When Tesla (TSLA -8.78%) began construction on its $5 billion Gigafactory in Nevada, a lot of company observers saw it as a bold but wise move. At worst, if demand for electric vehicles and energy storage didn't shape up as projected, the company would be able to sell batteries to cellphone manufacturers.

As the Model 3 nears its launch date, the Gigafactory is ramping up production to meet demand for the 500,000 vehicles Tesla plans on making next year. At the same time, Tesla's success in EVs and the growth of energy storage haven't gone unnoticed by competitors. Companies around the world are building out battery capacity to fill the needs of automakers and energy storage developers alike. And rising capacity is driving overcapacity, leading to lower battery prices. If the trend continues, competitors will be able to ride the industry's commodity prices while Tesla will have to contend with the falling value of batteries coming out of the Gigafactory. Here's why that's a challenge in the long term. 

A Tesla Model S driving on a sunny day.

Image source: Tesla.

How the battery industry became oversupplied

When Tesla began building the Gigafactory, it was expected to nearly double the world's battery production when it opened. And if Elon Musk was going to make 500,000 EVs per year, he needed to make a bet that big on batteries. 

But since then, lots of competitors have begun expanding battery capacity. BYD, AESC (owned by Nissan and NEC), LG Chem, Samsung, and other Asian suppliers are building out their own capacity in an effort to capture market share. And while capacity is opaque, there are indications that there will be more than enough supply for everyone. Sources I've talked to say that finding supply is the least of their worries, and prices on the open market are below $300 per kWh and falling.
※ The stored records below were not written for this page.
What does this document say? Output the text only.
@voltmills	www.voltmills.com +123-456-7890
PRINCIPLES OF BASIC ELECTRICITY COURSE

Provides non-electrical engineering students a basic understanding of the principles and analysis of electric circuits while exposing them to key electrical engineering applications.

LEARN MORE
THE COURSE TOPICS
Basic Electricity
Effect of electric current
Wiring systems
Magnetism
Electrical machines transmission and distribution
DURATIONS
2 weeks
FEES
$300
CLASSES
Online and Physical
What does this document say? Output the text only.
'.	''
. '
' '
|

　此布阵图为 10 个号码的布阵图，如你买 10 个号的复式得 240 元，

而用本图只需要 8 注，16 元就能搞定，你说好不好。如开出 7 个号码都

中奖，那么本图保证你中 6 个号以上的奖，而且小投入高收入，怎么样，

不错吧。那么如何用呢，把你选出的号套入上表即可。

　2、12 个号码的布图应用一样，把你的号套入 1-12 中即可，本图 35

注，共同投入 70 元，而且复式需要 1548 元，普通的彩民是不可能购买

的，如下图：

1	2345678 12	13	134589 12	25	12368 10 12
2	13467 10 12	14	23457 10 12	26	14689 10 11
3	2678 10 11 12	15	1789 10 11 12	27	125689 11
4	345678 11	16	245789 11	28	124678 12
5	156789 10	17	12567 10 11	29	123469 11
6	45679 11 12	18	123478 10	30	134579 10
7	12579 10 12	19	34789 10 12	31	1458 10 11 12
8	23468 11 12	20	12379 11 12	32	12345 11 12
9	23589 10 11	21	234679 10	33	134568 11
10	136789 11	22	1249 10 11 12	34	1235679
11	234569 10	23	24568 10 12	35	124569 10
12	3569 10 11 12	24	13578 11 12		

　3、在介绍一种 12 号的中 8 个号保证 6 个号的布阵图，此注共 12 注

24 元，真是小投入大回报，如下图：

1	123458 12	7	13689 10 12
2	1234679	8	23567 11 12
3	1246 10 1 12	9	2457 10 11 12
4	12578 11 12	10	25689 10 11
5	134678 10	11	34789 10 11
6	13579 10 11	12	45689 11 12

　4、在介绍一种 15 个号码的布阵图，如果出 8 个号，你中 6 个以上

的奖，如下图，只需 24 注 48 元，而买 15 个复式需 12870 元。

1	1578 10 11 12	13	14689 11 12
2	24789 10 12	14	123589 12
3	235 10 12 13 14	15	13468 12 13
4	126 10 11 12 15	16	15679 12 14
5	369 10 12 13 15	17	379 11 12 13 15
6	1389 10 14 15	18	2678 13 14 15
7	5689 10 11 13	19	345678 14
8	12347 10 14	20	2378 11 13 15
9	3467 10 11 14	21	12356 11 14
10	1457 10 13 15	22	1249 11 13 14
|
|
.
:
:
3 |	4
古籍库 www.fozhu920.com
Costs are expected to fall further as oversupply hits the market, with manufacturers likely to sell near their own cash costs just to gain market share. One sign that batteries aren't a business that's very attractive is that Nissan has decided to sell its stake in AESC, having decided it's a better idea to buy batteries on the open market. Through its partnership with Panasonic and the Gigafactory buildout, Tesla is moving in the opposite direction. 
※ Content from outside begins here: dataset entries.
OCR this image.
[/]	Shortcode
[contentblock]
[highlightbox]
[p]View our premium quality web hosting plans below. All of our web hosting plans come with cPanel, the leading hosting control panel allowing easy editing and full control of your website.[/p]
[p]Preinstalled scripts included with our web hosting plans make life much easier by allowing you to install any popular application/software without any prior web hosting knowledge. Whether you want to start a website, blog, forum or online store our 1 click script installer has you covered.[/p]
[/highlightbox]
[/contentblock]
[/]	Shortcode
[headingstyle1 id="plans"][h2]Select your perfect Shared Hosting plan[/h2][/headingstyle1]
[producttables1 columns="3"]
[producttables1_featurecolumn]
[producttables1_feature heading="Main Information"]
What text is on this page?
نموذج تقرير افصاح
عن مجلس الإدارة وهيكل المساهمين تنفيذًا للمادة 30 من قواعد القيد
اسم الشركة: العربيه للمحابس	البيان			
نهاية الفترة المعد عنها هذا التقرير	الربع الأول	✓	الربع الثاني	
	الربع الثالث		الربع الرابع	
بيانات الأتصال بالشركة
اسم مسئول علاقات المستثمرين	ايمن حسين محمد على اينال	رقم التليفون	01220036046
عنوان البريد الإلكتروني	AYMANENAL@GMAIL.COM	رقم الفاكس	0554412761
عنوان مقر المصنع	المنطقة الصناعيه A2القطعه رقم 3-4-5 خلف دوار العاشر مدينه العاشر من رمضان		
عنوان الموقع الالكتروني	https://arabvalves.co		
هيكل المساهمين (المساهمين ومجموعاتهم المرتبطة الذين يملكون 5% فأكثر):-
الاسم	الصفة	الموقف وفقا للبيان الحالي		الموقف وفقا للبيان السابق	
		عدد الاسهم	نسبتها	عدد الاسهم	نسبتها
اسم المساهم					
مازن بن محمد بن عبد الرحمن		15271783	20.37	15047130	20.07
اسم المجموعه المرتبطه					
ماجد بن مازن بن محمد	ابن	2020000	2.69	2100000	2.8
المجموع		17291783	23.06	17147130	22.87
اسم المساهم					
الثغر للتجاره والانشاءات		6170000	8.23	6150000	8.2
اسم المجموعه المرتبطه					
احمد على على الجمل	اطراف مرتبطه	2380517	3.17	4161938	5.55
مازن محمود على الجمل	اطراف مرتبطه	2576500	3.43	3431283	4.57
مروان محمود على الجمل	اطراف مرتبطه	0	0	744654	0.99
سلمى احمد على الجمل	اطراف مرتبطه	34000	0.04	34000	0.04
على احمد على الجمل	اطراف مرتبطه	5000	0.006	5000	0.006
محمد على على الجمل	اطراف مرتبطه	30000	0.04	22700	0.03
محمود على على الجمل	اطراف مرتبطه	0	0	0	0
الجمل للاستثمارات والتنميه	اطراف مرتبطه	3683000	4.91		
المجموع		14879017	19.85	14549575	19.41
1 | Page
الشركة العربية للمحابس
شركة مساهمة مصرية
Tesla Powerpacks installed in California.

Tesla Powerpacks installed in California. Image source: Author.

On the demand side, EVs haven't taken hold as fast as many had predicted. In 2008, President Obama said he wanted 1 million EVs on the road by 2015. We might not hit that level in the U.S. until 2020. Even Tesla, for all its success, has repeatedly missed its own production and sales targets. That trend could change, but companies are investing in new battery capacity for projected demand for EVs and energy storage. For now, a combination of slower-than-hoped-for growth in EV demand and a boom in battery supply will leave the market oversupplied with batteries for the foreseeable future. 

There's a parallel to solar energy

There's no question that the EV industry is growing, and so is energy storage, so there is some good news. But how quickly demand and capacity grow can tell us a lot about how companies will perform financially. If the market is undersupplied, you want to have some captive supply of batteries to meet your customers' needs. But if it's oversupplied, you want to buy product that manufacturers are dumping on the market at low costs. And buying batteries on the open market can save billions in capital costs to build capacity, too.
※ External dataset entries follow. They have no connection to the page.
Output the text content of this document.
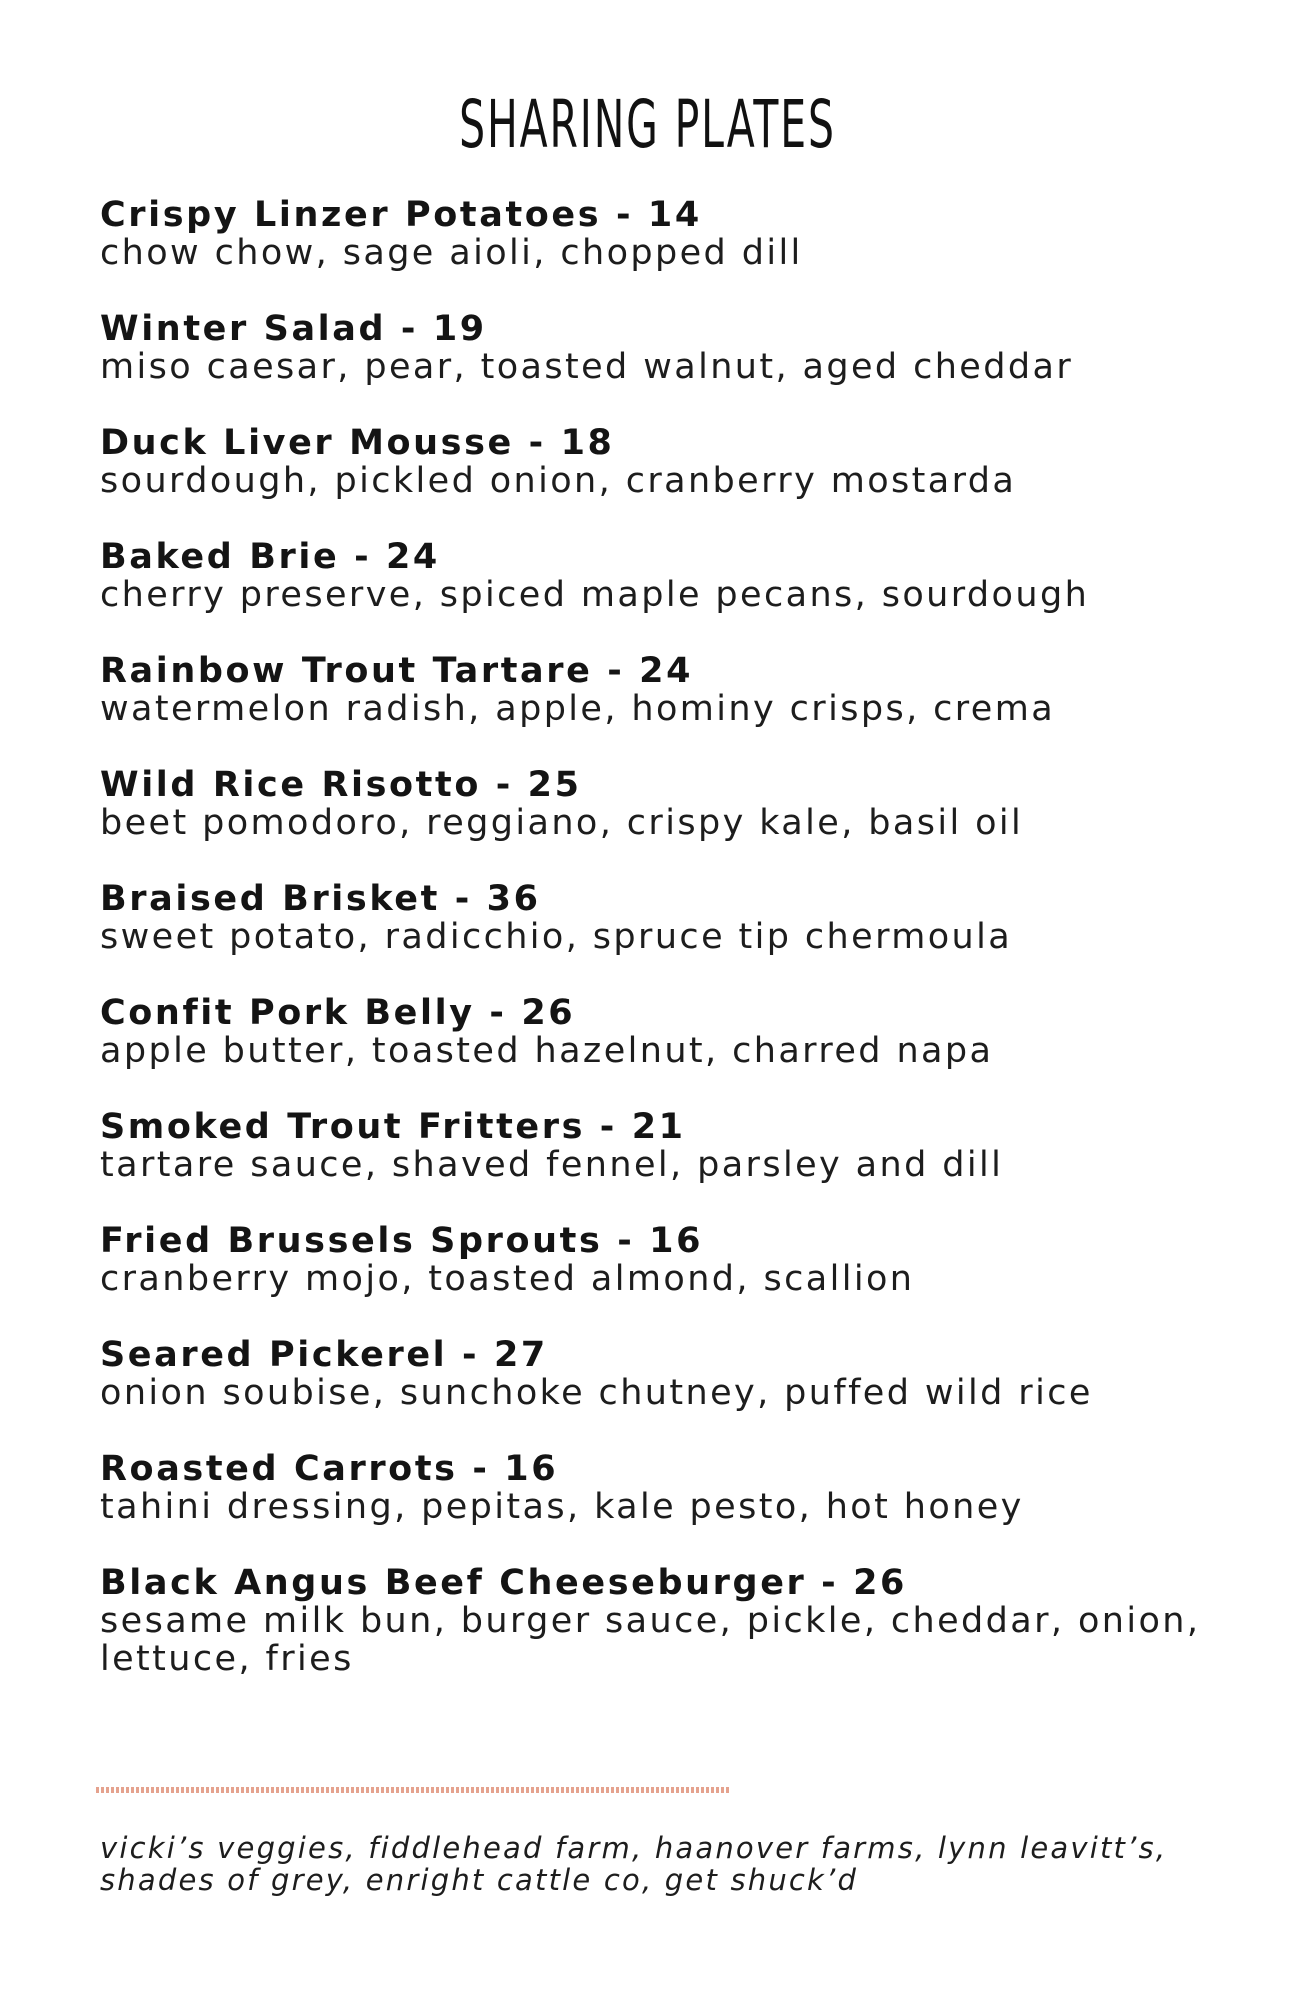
SHARING PLATES
Crispy Linzer Potatoes - 14
chow chow, sage aioli, chopped dill
Winter Salad - 19
miso caesar, pear, toasted walnut, aged cheddar
Duck Liver Mousse - 18
sourdough, pickled onion, cranberry mostarda
Baked Brie - 24
cherry preserve, spiced maple pecans, sourdough
Rainbow Trout Tartare - 24
watermelon radish, apple, hominy crisps, crema
Wild Rice Risotto - 25
beet pomodoro, reggiano, crispy kale, basil oil
Braised Brisket - 36
sweet potato, radicchio, spruce tip chermoula
Confit Pork Belly - 26
apple butter, toasted hazelnut, charred napa
Smoked Trout Fritters - 21
tartare sauce, shaved fennel, parsley and dill
Fried Brussels Sprouts - 16
cranberry mojo, toasted almond, scallion
Seared Pickerel - 27
onion soubise, sunchoke chutney, puffed wild rice
Roasted Carrots - 16
tahini dressing, pepitas, kale pesto, hot honey
Black Angus Beef Cheeseburger - 26
sesame milk bun, burger sauce, pickle, cheddar, onion, lettuce, fries
vicki’s veggies, fiddlehead farm, haanover farms, lynn leavitt’s, shades of grey, enright cattle co, get shuck’d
This same dynamic happened in the solar industry a decade ago and in some ways continues today. Everyone gets excited about the growth of the solar industry, so suppliers build as much capacity as they can. But demand doesn't grow as quickly as supply, and thus the market becomes oversupplied. Panel prices fall, making the product less valuable. Technology improves and the cost structure of new manufacturing gets better, and the cycle begins again. 

Five to 10 years after solar plants were completed, most of them were obsolete. You can see the financial devastation in former global capacity leaders Suntech Power and Q-Cells going bankrupt and in the more recent collapse of Yingli Green Energy. The solar companies who have done well weren't panel manufacturers, they were companies buying solar panels from commodity suppliers and riding the falling commodity prices in the industry. 

The supply of batteries doesn't appear to be the problem

When Tesla decided to build the Gigafactory, it did so because it needed to ensure battery supplies for its massive EV and energy storage growth plans. Today, the market appears to be flush with batteries, and competitors can buy them on the open market at costs similar to Tesla's manufacturing costs without the headache of actually building a battery plant. Some are even buying batteries directly from Tesla, which is reporting gross margins in energy in the low single digits

Tesla is going to need to keep producing batteries at or below the cost of competitors' or risk being at a competitive disadvantage. Given the similarities between the battery market today and the solar industry a decade ago, and the fact that building massive manufacturing capacity was the surest sign of future financial trouble in solar, investors need to watch closely how Tesla executes its battery strategy. Building out capacity can seem like a good idea, but not if that leaves you captive to older technology when competitors are buying better technology for less.